Year: 2015, Volume: 16, Issue: 93, Pages: 2949−2997
Similarity measures for comparing clusterings is an important component, e.g., of evaluating clustering algorithms, for consensus clustering, and for clustering stability assessment. These measures have been studied for over 40 years in the domain of exclusive hard clusterings (exhaustive and mutually exclusive object sets). In the past years, the literature has proposed measures to handle more general clusterings (e.g., fuzzy/probabilistic clusterings). This paper provides an overview of these new measures and discusses their drawbacks. We ultimately develop a corrected-for-chance measure (13AGRI) capable of comparing exclusive hard, fuzzy/probabilistic, non- exclusive hard, and possibilistic clusterings.
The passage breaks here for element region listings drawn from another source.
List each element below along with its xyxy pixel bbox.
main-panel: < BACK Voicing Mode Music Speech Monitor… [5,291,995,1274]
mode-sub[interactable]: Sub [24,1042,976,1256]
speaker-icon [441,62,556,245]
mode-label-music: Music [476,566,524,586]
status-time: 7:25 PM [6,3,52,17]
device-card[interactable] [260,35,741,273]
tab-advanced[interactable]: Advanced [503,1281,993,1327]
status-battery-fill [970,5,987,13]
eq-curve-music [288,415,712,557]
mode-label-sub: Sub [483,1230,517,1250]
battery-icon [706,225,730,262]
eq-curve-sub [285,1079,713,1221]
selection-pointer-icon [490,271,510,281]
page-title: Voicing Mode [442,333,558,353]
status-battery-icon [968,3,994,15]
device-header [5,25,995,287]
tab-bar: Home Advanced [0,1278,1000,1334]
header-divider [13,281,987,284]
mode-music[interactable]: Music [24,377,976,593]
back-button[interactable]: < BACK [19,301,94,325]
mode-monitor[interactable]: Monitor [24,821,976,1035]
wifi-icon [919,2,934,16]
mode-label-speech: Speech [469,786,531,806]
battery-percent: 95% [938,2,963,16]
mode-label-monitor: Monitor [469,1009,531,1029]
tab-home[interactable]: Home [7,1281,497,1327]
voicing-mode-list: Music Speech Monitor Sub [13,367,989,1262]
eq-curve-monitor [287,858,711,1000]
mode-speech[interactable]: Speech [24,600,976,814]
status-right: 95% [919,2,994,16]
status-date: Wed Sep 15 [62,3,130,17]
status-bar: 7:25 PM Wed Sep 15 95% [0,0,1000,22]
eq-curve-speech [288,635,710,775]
We prove that 13AGRI and the adjusted Rand index (ARI, by Hubert and Arabie) are equivalent in the exclusive hard domain. The reported experiments show that only 13AGRI could provide both a fine- grained evaluation across clusterings with different numbers of clusters and a constant evaluation between random clusterings, showing all the four desirable properties considered here. We identified a high correlation between 13AGRI applied to fuzzy clusterings and ARI applied to hard exclusive clusterings over 14 real data sets from the UCI repository, which corroborates the validity of 13AGRI fuzzy clustering evaluation. 13AGRI also showed good results as a clustering stability statistic for solutions produced by the expectation maximization algorithm for Gaussian mixture. Implementation and supplementary figures can be found at sn.im/25a9h8u.